Update March 2021: Microsoft Teams is rolling out webinar features for E3 and above: Webinars coming to Microsoft Teams, no additional licence needed – Tom Talks
Modality has an upcoming webinar on Using Microsoft Teams for Telephony and Conferencing in 2019. Someone registered and asked why is a webinar about using Teams for your conferencing needs on GoToMeeting (GoToWebinar is a specific version of GoToMeeting which is owned by LogMeIn).
It’s a fair question, so I thought I would answer it directly.
Microsoft Teams is a great conference platform for enterprises, but it’s not ideal to host a webinar. It’s not a scenario it has been designed for.
Here are some specific requirement of a webinar that Teams does not cater to
- Pre-registration page (example, GoToWebinar directly connects to Hubspot our marketing platform, all details are stored appropriately)
- Automated emails (initial registration, reminders, post-webinar wrap up) and calendar invites for attendees
- In webinar Polls, “handouts” (file downloads for attendees), in conference text-based moderated Q&A mechanism
- The ability for a moderator to talk to 1 or more presenters “out of band” of the webinar, and bring them in and out of the webinar as appropriate
- Custom Branding (not a big deal for us, but maybe important to some)
- Managing post-event recording sharing
- Reporting and Analytics, who attended, how long for etc.
- Over 250 participants
- Participants should not see each other in the meeting, or be able to interact with each other or the meeting without permission
Ultimately the marketing team choose our webinar platform, but in this use case, it makes sense to use a specialist product to meet the business requirements.
In another example, the monthly podcast I record with Patrick at UCToday. We use Teams to share notes, meet and record audio and video and for that use case, it works well.
What about Microsoft Teams Live Events?
Good question.
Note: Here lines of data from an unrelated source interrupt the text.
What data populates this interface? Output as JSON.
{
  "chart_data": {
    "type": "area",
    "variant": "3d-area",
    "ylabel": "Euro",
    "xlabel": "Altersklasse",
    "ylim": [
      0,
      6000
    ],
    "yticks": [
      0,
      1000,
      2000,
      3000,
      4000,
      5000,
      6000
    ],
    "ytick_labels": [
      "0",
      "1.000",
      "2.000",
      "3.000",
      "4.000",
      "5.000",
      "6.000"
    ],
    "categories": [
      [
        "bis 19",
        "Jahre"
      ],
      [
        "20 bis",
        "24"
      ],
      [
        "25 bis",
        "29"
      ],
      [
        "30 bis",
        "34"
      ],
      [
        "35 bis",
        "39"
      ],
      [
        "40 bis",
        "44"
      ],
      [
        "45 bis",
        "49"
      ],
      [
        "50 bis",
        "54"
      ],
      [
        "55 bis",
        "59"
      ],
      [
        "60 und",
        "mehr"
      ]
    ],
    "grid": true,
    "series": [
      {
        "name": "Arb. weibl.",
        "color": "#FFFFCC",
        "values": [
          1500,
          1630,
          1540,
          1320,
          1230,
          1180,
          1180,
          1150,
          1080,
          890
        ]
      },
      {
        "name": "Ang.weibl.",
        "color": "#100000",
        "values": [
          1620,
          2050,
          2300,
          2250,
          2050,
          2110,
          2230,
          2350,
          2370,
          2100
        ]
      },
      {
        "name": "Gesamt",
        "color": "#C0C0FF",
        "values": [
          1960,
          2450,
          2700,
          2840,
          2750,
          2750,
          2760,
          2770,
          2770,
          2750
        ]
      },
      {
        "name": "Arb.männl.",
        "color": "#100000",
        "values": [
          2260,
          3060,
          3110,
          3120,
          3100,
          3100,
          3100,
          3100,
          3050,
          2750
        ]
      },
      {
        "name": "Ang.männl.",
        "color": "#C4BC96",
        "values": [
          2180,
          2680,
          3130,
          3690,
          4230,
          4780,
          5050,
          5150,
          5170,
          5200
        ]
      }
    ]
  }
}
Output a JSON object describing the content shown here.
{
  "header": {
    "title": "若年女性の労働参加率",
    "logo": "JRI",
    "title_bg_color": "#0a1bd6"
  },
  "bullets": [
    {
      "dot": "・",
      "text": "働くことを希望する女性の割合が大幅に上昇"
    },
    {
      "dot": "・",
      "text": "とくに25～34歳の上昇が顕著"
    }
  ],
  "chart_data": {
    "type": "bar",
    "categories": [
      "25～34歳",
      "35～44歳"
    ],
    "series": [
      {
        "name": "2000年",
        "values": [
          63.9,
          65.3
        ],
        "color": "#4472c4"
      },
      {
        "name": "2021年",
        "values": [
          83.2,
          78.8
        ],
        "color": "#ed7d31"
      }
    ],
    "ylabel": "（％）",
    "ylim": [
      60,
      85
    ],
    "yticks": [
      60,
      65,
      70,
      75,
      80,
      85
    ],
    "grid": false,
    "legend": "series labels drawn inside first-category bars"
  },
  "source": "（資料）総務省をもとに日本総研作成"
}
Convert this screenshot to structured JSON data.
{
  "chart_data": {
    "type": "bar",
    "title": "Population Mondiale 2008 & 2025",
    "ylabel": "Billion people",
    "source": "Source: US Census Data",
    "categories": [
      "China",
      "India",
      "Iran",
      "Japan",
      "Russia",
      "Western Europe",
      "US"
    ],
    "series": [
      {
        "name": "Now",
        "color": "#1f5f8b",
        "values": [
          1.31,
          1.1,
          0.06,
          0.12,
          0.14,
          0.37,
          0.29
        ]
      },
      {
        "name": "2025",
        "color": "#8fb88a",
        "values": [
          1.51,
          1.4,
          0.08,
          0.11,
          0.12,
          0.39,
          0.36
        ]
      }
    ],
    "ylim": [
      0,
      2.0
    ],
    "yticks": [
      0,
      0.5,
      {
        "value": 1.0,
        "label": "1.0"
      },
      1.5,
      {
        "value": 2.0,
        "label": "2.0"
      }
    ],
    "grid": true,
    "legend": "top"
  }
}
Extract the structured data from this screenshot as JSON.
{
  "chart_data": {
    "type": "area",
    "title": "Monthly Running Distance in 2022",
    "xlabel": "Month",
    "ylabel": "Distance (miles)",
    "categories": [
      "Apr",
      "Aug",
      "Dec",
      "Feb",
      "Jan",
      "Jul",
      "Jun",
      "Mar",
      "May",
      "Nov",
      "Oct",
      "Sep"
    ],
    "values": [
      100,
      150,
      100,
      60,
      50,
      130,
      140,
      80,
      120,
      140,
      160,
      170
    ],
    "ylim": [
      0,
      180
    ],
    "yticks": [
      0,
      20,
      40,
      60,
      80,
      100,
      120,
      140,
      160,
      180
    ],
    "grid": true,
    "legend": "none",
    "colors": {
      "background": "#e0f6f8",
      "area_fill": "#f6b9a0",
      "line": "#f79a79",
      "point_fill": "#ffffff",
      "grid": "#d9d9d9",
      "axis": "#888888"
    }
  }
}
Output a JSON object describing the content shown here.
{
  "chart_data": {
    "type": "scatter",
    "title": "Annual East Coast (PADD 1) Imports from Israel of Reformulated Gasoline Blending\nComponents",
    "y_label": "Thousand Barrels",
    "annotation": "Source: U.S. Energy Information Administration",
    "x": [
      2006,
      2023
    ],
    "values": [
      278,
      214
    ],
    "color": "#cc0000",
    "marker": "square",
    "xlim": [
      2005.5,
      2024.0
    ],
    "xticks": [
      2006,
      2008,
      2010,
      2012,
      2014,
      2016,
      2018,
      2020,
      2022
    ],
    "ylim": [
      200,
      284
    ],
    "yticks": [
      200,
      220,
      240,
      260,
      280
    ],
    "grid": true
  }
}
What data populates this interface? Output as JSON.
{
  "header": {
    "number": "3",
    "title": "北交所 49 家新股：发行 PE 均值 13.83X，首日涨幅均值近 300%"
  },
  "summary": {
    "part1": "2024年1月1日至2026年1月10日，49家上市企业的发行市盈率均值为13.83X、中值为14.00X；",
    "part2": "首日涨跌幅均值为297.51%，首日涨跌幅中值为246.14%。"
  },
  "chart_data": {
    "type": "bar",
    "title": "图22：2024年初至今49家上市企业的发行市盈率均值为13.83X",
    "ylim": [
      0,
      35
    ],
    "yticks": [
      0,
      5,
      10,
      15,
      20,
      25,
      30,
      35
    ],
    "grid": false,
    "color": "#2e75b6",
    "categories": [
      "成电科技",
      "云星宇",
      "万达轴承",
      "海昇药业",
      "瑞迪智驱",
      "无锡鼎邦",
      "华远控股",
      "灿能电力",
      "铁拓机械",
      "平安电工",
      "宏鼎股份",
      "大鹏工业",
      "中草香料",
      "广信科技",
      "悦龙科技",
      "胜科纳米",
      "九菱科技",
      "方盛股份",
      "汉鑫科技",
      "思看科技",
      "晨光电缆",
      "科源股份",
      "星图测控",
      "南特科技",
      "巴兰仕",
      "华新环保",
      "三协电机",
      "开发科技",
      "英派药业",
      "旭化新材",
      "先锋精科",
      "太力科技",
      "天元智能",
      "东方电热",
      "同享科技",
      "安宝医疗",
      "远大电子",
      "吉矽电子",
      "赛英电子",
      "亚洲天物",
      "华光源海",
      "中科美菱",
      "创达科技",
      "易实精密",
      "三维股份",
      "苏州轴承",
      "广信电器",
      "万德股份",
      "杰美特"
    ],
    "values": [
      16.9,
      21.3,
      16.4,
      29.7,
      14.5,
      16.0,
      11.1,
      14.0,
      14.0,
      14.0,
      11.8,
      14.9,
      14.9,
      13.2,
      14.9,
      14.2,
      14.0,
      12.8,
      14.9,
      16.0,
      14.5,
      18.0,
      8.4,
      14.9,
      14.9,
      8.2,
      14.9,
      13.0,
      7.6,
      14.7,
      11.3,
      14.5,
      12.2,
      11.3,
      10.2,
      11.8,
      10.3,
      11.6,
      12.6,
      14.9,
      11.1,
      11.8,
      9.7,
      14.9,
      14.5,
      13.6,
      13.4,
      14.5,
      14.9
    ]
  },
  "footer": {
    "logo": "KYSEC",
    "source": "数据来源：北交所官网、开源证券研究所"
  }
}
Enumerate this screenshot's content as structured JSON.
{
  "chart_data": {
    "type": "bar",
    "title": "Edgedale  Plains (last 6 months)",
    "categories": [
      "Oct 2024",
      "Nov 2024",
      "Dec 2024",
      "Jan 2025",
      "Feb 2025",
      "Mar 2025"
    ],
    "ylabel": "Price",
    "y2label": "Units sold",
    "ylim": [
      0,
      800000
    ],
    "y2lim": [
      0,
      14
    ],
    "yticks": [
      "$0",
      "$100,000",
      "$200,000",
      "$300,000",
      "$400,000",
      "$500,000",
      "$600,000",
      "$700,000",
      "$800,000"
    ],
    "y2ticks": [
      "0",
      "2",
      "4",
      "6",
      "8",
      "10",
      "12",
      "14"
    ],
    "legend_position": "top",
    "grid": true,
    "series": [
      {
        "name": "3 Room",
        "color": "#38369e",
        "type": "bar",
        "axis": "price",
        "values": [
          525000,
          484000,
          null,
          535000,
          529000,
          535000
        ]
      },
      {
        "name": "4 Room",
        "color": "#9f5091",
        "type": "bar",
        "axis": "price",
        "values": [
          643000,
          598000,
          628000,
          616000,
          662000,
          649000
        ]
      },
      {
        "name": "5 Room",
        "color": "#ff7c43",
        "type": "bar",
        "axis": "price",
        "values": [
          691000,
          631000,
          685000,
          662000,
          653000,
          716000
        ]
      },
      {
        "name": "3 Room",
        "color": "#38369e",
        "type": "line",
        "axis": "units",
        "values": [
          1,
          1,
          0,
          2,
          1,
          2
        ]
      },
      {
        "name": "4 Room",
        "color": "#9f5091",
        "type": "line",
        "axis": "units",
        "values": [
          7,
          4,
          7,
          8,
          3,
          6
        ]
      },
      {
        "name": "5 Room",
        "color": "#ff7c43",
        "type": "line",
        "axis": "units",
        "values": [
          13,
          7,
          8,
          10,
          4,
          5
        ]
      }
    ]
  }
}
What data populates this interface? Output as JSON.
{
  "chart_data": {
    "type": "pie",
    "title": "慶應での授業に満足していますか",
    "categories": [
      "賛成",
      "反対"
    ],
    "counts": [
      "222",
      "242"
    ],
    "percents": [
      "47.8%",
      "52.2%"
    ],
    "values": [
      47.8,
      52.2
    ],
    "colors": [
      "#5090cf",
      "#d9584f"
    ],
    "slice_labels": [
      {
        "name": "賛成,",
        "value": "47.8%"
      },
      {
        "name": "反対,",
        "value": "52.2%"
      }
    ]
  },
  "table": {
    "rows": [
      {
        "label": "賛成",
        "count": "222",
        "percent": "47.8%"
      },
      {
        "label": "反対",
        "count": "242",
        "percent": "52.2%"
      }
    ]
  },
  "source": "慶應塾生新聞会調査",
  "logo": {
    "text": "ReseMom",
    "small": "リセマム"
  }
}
Again it’s not really built for webinars specifically. It will allow you to get over that 250 user limit, you can go up to 10,000 attendees, and you can have an unauthenticated user join (non-AD users), you also have the concept of moderators and presenters.
However, again there is no registration mechanism, join tracking/analytics, no PSTN dial-in. I would say Live Events are more focused on inside the enterprise events.